Август вышел вместе с ним, а Липпи тем временем выскользнул в заднюю дверь в поисках шляпы. Пока они стояли, в комнате Лорены зажегся свет, и Боггетт увидел ее тень на занавеске, когда она прошла мимо лампы.
– Итак, Диш, ты нас покидаешь, – заметил Август. – Кому же на этот раз повезло заиметь тебя?
Созерцание Лорены привело парня в такое смятение, что он с трудом сосредоточился на вопросе.
– Ну, я думаю, что на этот раз поеду с ребятами из Сан-Антонио, – ответил он, не сводя глаз с окна.
Августу не составило труда догадаться о причине его печали.
– Да ведь это шайка Шанхая Пирса, – сказал он.
– Угу, – подтвердил Диш, задирая ногу к стремени.
– Постой-ка минутку, Диш, – остановил его Август.
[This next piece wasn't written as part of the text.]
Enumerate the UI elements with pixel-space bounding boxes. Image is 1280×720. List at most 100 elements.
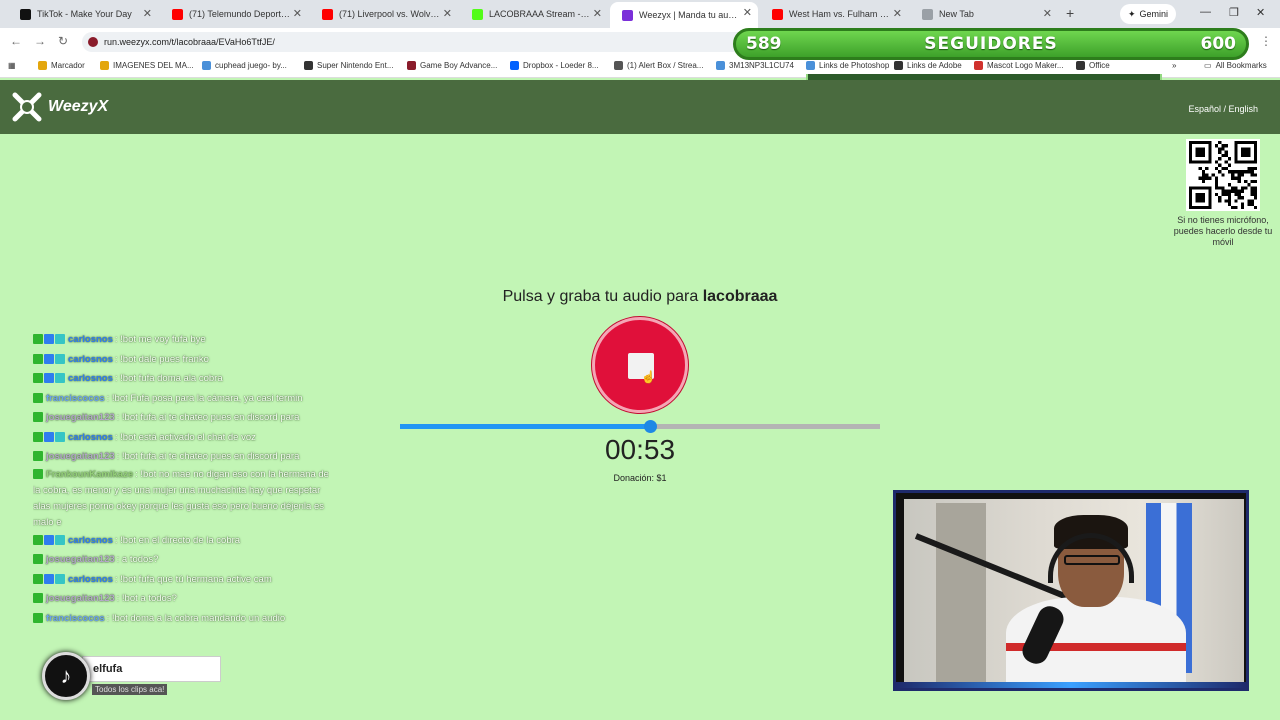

Он выудил из кармана два доллара и протянул их изумленному ковбою. – Если ты поедешь на север со старым Шанхаем, мы с тобой можем уже никогда не встретиться по эту сторону границы, – произнес Август намеренно грустным тоном. – В крайнем случае, тебе грозит глухота. От его голоса камни глохнут.
Боггетт с трудом сдержал улыбку. Похоже, Гас и не подозревал, что в Техасе непрерывно спорили, чей голос оглушительнее, его или Шанхая Пирса. Существовало единодушное мнение, что оба не имели себе равных в искусстве оглушать собеседника.
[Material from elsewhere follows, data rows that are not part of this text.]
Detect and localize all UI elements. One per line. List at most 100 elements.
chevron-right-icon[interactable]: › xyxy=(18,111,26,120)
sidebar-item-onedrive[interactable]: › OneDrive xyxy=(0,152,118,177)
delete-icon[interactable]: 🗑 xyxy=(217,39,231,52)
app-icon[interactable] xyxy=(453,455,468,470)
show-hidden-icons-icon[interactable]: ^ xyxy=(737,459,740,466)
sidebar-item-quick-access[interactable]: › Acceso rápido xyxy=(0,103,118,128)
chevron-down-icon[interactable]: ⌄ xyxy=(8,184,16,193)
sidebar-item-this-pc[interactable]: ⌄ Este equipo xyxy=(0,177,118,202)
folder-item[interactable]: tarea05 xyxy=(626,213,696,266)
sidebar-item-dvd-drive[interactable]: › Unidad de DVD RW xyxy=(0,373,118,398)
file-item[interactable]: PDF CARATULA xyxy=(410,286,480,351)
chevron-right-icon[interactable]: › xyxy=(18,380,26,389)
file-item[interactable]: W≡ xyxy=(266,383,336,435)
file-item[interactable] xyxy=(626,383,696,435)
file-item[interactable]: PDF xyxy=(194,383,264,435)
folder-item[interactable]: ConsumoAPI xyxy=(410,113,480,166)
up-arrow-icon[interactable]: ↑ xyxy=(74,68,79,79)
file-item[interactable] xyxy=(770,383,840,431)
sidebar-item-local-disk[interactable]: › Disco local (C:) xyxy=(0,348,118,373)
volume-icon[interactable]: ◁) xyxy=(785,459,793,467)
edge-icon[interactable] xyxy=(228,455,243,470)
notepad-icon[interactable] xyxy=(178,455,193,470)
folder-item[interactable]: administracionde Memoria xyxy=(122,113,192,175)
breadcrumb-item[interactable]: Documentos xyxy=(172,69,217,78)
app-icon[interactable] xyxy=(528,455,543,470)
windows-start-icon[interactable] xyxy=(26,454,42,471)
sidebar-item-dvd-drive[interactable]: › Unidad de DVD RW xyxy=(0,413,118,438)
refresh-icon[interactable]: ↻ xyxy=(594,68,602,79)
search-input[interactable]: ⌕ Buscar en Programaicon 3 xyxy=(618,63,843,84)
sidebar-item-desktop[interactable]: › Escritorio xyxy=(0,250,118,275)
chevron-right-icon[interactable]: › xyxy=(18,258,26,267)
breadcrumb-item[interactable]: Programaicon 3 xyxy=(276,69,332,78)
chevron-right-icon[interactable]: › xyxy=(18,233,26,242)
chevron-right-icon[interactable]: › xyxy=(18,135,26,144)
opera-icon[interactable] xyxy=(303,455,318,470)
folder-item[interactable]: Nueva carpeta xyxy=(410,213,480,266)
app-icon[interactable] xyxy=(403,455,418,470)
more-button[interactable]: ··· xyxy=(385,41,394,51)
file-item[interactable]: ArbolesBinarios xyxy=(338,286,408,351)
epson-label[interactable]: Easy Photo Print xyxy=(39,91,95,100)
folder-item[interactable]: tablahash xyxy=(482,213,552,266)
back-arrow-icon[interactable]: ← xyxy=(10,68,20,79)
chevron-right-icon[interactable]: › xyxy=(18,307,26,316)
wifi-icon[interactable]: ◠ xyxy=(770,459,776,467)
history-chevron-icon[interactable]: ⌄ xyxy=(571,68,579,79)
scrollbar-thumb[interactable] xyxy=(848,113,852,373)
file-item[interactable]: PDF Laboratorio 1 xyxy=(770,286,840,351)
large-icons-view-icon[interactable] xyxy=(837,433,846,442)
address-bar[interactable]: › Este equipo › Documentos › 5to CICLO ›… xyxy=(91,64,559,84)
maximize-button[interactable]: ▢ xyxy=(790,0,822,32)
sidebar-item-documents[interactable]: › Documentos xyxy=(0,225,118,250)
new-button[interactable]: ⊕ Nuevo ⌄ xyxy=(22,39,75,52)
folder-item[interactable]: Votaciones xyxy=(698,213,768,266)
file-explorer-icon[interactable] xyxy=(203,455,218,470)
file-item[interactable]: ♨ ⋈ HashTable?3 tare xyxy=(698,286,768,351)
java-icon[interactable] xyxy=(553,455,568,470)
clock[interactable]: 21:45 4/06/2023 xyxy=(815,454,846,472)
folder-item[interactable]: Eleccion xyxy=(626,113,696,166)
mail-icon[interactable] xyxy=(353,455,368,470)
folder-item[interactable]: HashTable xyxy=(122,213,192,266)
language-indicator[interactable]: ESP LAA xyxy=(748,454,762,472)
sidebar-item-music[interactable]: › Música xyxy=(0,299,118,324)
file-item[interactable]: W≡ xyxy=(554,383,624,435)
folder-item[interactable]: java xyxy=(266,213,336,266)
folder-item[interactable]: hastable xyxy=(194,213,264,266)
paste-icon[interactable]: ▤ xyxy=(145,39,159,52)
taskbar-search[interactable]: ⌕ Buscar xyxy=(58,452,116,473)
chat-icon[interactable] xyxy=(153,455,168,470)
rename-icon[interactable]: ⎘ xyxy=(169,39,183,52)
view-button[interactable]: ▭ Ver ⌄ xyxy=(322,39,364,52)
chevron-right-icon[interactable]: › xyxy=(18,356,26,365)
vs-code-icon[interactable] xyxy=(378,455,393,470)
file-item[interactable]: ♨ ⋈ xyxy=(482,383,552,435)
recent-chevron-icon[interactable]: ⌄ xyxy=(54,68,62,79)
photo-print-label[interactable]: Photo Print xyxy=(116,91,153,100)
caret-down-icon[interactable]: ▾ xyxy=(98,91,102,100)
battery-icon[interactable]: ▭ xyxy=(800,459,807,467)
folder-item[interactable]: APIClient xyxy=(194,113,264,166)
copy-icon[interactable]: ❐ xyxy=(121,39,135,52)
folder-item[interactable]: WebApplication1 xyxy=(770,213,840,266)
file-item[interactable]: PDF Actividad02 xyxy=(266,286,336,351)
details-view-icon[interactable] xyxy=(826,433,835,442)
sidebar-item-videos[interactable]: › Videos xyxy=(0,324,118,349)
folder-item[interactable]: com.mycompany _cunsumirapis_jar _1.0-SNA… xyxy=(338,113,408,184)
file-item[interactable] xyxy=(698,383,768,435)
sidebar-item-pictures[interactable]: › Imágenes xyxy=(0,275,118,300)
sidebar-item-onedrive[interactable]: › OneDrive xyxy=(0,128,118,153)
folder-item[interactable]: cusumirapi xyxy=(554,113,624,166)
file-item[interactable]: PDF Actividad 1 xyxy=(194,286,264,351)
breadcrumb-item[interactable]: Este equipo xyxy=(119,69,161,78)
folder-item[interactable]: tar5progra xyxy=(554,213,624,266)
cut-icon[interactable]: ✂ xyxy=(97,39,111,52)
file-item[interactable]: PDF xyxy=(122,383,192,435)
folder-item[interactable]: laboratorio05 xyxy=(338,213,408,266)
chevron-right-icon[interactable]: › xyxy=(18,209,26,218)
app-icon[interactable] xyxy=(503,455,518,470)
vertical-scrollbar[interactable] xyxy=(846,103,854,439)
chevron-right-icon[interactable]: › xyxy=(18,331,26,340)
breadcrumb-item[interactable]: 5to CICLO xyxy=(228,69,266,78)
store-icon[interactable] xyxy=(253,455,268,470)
– Почему ты даешь мне деньги? – спросил он. Он никогда не мог понять Гаса.
– Ты ведь просил, верно? – удивился Август. – Дай я тебе их раньше, до игры, так это было бы все равно что прямо отдать их Ванзу, а ему мои два доллара без надобности.
Они помолчали, пока Диш пытался понять настоящую причину, если таковая имелась.
– Не хочу, чтобы думали, будто я отказался дать в долг приятелю, – продолжал Август. – Особенно такому, который отправляется вместе с Шанхаем-Пирсом.
– Да нет, мистер Пирс с нами не едет, – поправил Диш. – Он отправляется в Новый Орлеан, а там сядет в поезд.
Август промолчал, и Диш решил, что он получит деньги вне зависимости от мнения Августа о компании мистера Пирса.
– Ну, тогда премного благодарен, – сказал он. – Встретимся осенью или еще раньше.
– Тебе необязательно сегодня ехать, – заметил Август. – Хочешь, швырни одеяло у нас на веранде.
– Вполне возможно, что я так и сделаю, – согласился Диш.
Чувствуя некоторую неловкость, он снова привязал лошадь и направился к салуну, надеясь подняться наверх, пока Лорена не погасила свет.
– Я тут кое-что забыл, – неуклюже пробормотал он у дверей салуна.
– Ну, я не стану тебя ждать, – заверил его Август. – Но если останешься, приглашаем тебя к завтраку.
Уходя, он слышал, как мальчишка грохает сапогами по лестнице. Диш – хороший парень, почти такой же зеленый, как и Ньют, но куда более опытный работник. Стоит помогать таким парням получить свою долю удовольствий, пока жизнь со своими тяготами не взяла их в оборот.
Стоя на темной улице, он видел две тени в светлом квадрате окошка Лорены. Как ему казалось, она относилась к Дишу получше, чем к другим, да и после карт у нее настроение поправилось. Может, Лори сумеет отнестись к парню поласковее. Он знал, что иногда женщины легкого поведения выходили замуж, и вполне удачно. Если такая мысль придет в голову Лорене, Диш вполне подходящая кандидатура.
Свет у Памфри погас, да и броненосец больше не болтался под ногами. Свиньи растянулись на веранде почти рыло к рылу. Август уж было собрался дать им пинка, чтобы освободить место для более или менее вероятного гостя, но они выглядели настолько мирно, что он отказался от этой мысли и вошел в дом через заднюю дверь. Если Диш Боггетт со своими желтыми, как собачья шерсть, усами сочтет для себя зазорным спать рядом со свиньями, то он вполне может прогнать их сам.